Coach (NYSE:TPR) has been one of the most disappointing stocks so far this year. Shares of Coach have underperformed the S&P 500 index by more than 25 percentage points year to date. More specifically, Coach's stock is down 25% year to date, while the S&P 500 is flat.
This comes as Coach recently announced that fiscal first-quarter sales in North America were down 18% year over year. And comparable-store sales fell 21% in North America. North American comps have fallen in five of the last six quarters. Shares fell more than 12% during the last week on the news.
North American market share
Coach still owns North America when it comes to market share. While it might not be in a place to grow this market share, it can still protect what market share it has. That's where the transition to a lifestyle brand comes into play as well as new designs. New products from Stuart Vevers (formerly at Mulberry) will hit stores later this year.
The other good news is that international sales continue to grow and were up 14% for the quarter. China was one of the key drivers for international growth--China sales were up 25%, and comparable-store sales saw double-digit growth. Japan also grew sales by 10% year over year.

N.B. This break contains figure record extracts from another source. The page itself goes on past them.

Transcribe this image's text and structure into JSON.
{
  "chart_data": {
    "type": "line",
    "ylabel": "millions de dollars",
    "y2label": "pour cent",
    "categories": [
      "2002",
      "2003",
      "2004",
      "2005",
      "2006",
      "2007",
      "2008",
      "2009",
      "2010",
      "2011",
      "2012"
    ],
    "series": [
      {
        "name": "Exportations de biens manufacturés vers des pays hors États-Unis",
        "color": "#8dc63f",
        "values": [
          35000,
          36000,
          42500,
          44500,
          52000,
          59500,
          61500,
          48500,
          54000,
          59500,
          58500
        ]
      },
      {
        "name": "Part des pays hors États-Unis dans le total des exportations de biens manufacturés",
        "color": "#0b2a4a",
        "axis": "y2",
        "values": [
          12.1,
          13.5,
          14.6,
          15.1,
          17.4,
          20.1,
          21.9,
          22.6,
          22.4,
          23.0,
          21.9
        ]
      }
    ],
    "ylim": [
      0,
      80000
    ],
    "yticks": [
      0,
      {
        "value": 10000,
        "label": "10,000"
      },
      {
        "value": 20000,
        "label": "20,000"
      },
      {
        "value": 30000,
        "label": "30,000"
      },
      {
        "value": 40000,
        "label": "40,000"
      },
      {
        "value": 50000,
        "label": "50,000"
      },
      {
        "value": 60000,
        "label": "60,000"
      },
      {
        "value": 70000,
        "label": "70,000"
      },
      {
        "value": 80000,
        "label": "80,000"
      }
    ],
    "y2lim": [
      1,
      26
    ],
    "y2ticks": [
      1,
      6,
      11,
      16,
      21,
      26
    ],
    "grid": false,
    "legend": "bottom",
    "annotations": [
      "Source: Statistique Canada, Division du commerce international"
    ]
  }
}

Other bright spots for Coach
Coach wants to be a lifestyle brand, which would help it hedge the slowdown in handbag sales, but that'll take time. However, the opportunity is large. Coach believes that the global market for premium footwear and outerwear is just as large as the handbag market.
Out of the 28 analyst ratings for Coach, there is still only one sell rating. Coach has had five straight years of dividend increases. The current dividend yield is at 3%, which is the highest it's been since first offering a dividend in 2009.
Who's capitalizing on Coach's weakness?
Coach is losing market share to Michael Kors Holdings (NYSE:CPRI) and Kate Spade (NYSE:KATE) in North America. It might not be so much that these retailers are capitalizing on Coach's weakness but that they're actually causing the weakness.
Kate Spade is one of the newest pure plays in the handbag and accessory market. It is divesting Juicy Couture and Lucky Brand and is now focused on the Kate Spade brand. Kate Spade hired a new CEO earlier this year, which only further streamlined its focus on handbags, etc. The U.S. still accounts for more than 80% of Kate Spade's revenue, which means Coach has the advantage when it comes to international exposure.
The biggest threat to Coach
Currently, Kors is probably one of Coach's biggest competitors. It has a lot going on, which helps make the company a growth story in the accessory market. The first is attacking the e-commerce market. Kors is assuming control of michaelkors.com from Neiman Marcus. It'll launch the site in North America this year and then in Europe in 2015.
Kors is now expanding its retail presence in North America. Last fiscal year it converted 500 existing department store doors into branded shop-in-shops. Now it has more than 1,300 shop-in-shops globally. Kors is also gaining strength in the global market. It's using licensing deals to expand its brand in new countries. Meanwhile, it's digging deeper into the men's business. This is a strategy that Coach and Kate Spade (with its Jack Spade brand) are both undertaking as well.
How shares stack up
Unlike most turnarounds, Coach has a pristine balance sheet and generates impressive levels of free cash flow. Its cash position more than covers the debt on the balance sheet. More than 5% of its market cap is covered by net cash.
The margins and cash flow generation is impressive. Its return on equity is 40% and its free cash flow yield (free cash flow divided by market cap) is 7.5%. Not even Michael Kors can keep up with Coach's cash flow. Michael Kors' free cash flow yield is 2%. Its free cash flow margin (free cash flow divided by sales) is 12% compared to Coach's 18%. Coach also trades the cheapest of the three on a P/E basis. It trades at a P/E of 12.8, while Kors' P/E is 31 and Kate Spade's 59.
Coach appears to be trading in deep value territory. Its P/E ratio is well below its peers, but it also offers an enticing dividend yield. For investors looking for a turnaround play in the high-end accessory market, Coach is worth a closer look.